In search of a baby ug

I'm 38 and my caveman 45. We have been together for 8 years and in search of a baby ug for 6+ years. We had no idea when we began to this journey for our baby ug that the road that we would venture down would be so difficult. We are cursed with unexplained secondary infertility. After 6 early miscarriages-- and two ectopics complete with tube removal and 2 failed IUI's, we are starting IVF #1.

Wednesday, July 25, 2007

It;'s official

I am 6w 1d today and there is a sac and a flicker of a heartbeat. We are overjoyed. No more words....maybe later.

Monday, July 16, 2007

Twilight Zone

First the important stuff:

2nd beta 637
3rd beta 1366

1st (ob!) ultrasound 7/25

I feel like i am living an old twilight zone episode. saturday and this morning when I went in to the re for the blood draw all the nurses were smiling and giggling and saying congratulations. I wanted to tell them ok SCREAM for them to stop. Tell them that didn't they know who i was and only bad things happen to me and i learned a long time ago that positive beta doesn't always equal baby. I don't know I guess I should be more excited I just can't allow myself that luxury right now. maybe some day.....

Friday, July 13, 2007

The easy part is over..... or is it?

sorry i haven't been keeping up...i have been too busy having a nervous breakdown. However,
at 12dp6dt the number is 321. Next beta is saturday. I am happy with that and trying not to get caught up with what if and what's next.

Mr. Ug is convinced that it worked and my shitty tubes were the problem before and while i can agree for the 2 ectopic for the other m/c's not so much. So again i feel like i have the weight of letting him down on my shoulders.

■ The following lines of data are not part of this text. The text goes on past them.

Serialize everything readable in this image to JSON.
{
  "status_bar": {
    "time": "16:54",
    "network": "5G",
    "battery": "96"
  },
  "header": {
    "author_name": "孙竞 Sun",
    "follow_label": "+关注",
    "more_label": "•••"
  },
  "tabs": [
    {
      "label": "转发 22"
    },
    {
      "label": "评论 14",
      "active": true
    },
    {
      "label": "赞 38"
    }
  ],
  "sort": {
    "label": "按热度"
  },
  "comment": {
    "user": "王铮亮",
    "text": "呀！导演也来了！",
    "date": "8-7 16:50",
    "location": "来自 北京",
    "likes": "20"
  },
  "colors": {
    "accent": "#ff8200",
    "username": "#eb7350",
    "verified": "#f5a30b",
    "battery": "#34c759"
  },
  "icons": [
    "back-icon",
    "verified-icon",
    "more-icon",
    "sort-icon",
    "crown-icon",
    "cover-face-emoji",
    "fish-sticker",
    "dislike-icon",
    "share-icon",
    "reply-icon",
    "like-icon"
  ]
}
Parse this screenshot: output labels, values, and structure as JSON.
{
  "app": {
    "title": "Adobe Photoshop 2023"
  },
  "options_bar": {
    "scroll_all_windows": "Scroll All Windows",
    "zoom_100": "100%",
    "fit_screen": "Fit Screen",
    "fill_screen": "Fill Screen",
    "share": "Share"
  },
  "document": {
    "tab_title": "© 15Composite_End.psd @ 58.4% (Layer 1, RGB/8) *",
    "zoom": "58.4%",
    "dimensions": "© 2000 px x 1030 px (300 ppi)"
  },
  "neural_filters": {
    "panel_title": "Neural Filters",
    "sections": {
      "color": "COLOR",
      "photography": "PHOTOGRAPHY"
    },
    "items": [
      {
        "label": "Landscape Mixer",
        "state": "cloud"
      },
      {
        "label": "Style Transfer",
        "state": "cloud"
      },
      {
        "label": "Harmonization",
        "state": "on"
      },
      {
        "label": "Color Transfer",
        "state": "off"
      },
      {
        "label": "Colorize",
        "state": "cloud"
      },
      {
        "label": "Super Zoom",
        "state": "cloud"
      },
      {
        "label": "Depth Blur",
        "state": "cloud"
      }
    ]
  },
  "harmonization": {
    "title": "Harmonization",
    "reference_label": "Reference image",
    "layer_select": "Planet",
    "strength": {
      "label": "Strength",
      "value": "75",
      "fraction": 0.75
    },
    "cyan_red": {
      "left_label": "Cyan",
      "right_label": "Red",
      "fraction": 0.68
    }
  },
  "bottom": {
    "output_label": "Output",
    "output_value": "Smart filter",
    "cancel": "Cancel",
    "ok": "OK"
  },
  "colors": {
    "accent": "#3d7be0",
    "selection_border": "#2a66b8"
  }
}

Now for the freaky friday the 13th it could only happen to me.

This morning I was walking to work and some asshole on a bike screamed at me in spanish from behind me. I think he was hitting on me? Well there was a hole that looked about 1 or 2 feet deep to my right and i jumped in to get out of the way of the lunatic and my left leg went into a hole up to my mid-thigh. I am scraped and bruised really sore and freaking out that this might cause a problem. Let's hope the day gets better and not worse.

Tuesday, July 03, 2007

Here we go.....

Transfer was saturday. We had 6 embies make it to blast and transferred 3 and froze the other 3. The embryologist said they all looked so good that he had a hard time ranking them. After the transfer Dr. G said "now don't go having triplets now" and we were like now you tell us. As if! We will be lucky if one decides to stick around.

I went in today for E2 and progesterone and they want me to take Estrace.....Amy thinks that is the drug that made her crazy. Let's hope I have better luck. I am already out of my mind as it is.

I am out of work until monday...wanted to stay home and relax....work is really crazy right now so I didn't want the extra stress.

Beta is next thursday...wish me luck!